Do you ever get so hung up on something that it's all you can think about? Something that upset you or worries you or hurt you? I realized the other day that I seem to have this problem a lot. Somehow I get consumed by whatever is going on or happened to me in my life and I can't seem to get over it and move on. Now, of course I realize that for practical reasons this is not healthy. But there's more to it than that. This is not how God expects me to spend my time and my energy. Philippians 4:8 states, "Finally, brothers, whatever is true, whatever is honorable, whatever is just, whatever is pure, whatever is lovely, whatever is commendable, if there is any excellence, if there is anything worthy of praise, think about these things."
When I get upset and worked up about something that made me mad, or someone who hurt me, or something I am stressed about, God gets upset! These things are not honorable, or pure, and certainly not lovely! And yet, how much of my time do I waste worrying about why someone did what they did, or said what they said? What could I possibly gain from focusing on the things that hurt me?
Please understand, I am not about to go off on some new-age tirade about how "we are what we think," or how "every person is the creation of himself, the image of his own thinking and believing." (Seriously, what does that even mean?) I am not writing a self-help post to teach you how to take control of your thoughts and focus on the "positive energy" in the universe. There are a lot of false teachers out there leading people astray from the truth, teaching that there is a secret to thoughts that will somehow "attract" money and good health to you like a magnet or that controlling your thoughts will bring some false "inner peace." These teachings are not truth and are not found in scripture.

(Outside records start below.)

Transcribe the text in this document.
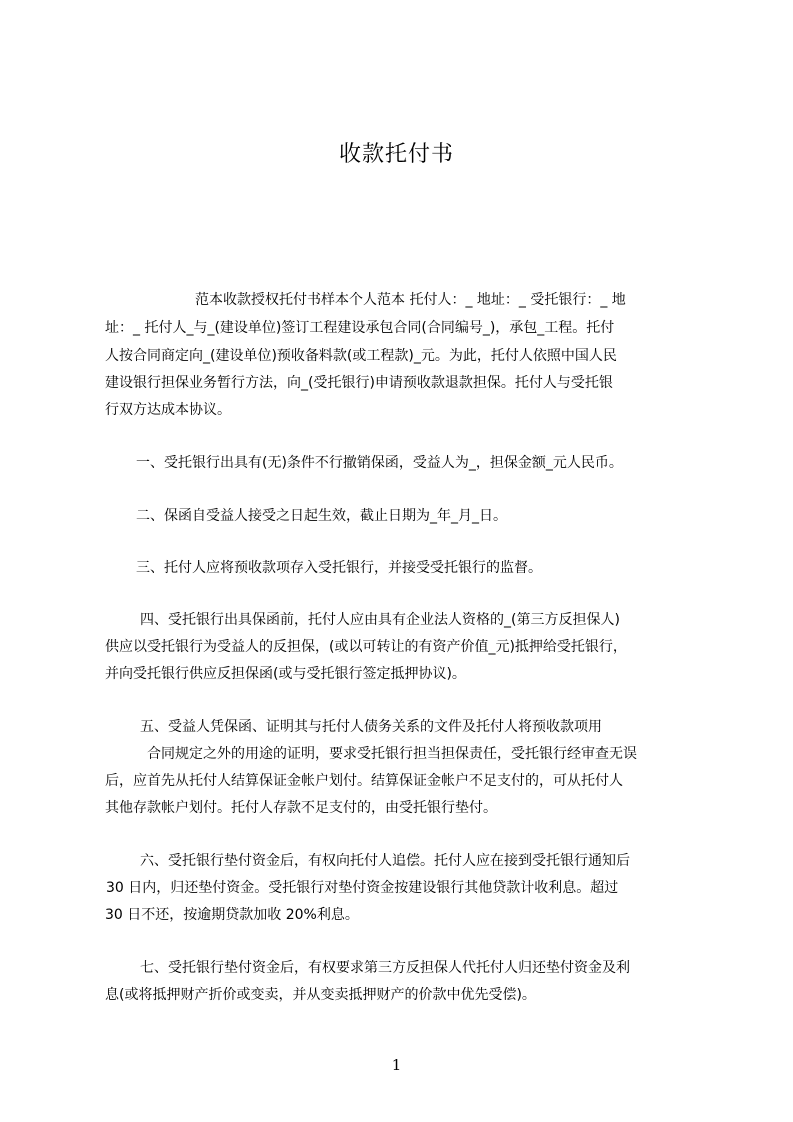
收款托付书
范本收款授权托付书样本个人范本 托付人：_ 地址：_ 受托银行：_ 地
址：_ 托付人_与_(建设单位)签订工程建设承包合同(合同编号_)，承包_工程。托付
人按合同商定向_(建设单位)预收备料款(或工程款)_元。为此，托付人依照中国人民
建设银行担保业务暂行方法，向_(受托银行)申请预收款退款担保。托付人与受托银
行双方达成本协议。
一、受托银行出具有(无)条件不行撤销保函，受益人为_，担保金额_元人民币。
二、保函自受益人接受之日起生效，截止日期为_年_月_日。
三、托付人应将预收款项存入受托银行，并接受受托银行的监督。
四、受托银行出具保函前，托付人应由具有企业法人资格的_(第三方反担保人)
供应以受托银行为受益人的反担保，(或以可转让的有资产价值_元)抵押给受托银行，
并向受托银行供应反担保函(或与受托银行签定抵押协议)。
五、受益人凭保函、证明其与托付人债务关系的文件及托付人将预收款项用
合同规定之外的用途的证明，要求受托银行担当担保责任，受托银行经审查无误
后，应首先从托付人结算保证金帐户划付。结算保证金帐户不足支付的，可从托付人
其他存款帐户划付。托付人存款不足支付的，由受托银行垫付。
六、受托银行垫付资金后，有权向托付人追偿。托付人应在接到受托银行通知后
30 日内，归还垫付资金。受托银行对垫付资金按建设银行其他贷款计收利息。超过
30 日不还，按逾期贷款加收 20%利息。
七、受托银行垫付资金后，有权要求第三方反担保人代托付人归还垫付资金及利
息(或将抵押财产折价或变卖，并从变卖抵押财产的价款中优先受偿)。
1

BUT, scripture does say that we are to think about things that are true, honorable, just, pure, lovely, commendable, excellent, and worthy of praise. This is what God expects of us. He does not promise wealth, health, or even necessarily happiness, in exchange for thinking good thoughts. He simply says, "This is what your mind should focus on." This has been a hard lesson for me, because I have been truly convicted. I get so emotional, and so upset by something that was said, or someone who hurt me, and I think about it over and over. I think about why it happened, wallow in self-pity, and what I should do or say about it. Instead, I should focus on the things of God. I should think about the truth of scripture, or the many wonderful ways people have treated me, and taken care of me. I should think about all the reasons I have to praise God. And believe me, there are many! Many more than all the negative thoughts that fill my head, that's for sure!
So today, I am committing myself to surrender such thoughts to God the minute they pop into my head, and find something pure and lovely to focus on instead. This can truly be a challenge sometimes, but it is what God commands in His word, and therefore, what I will strive for.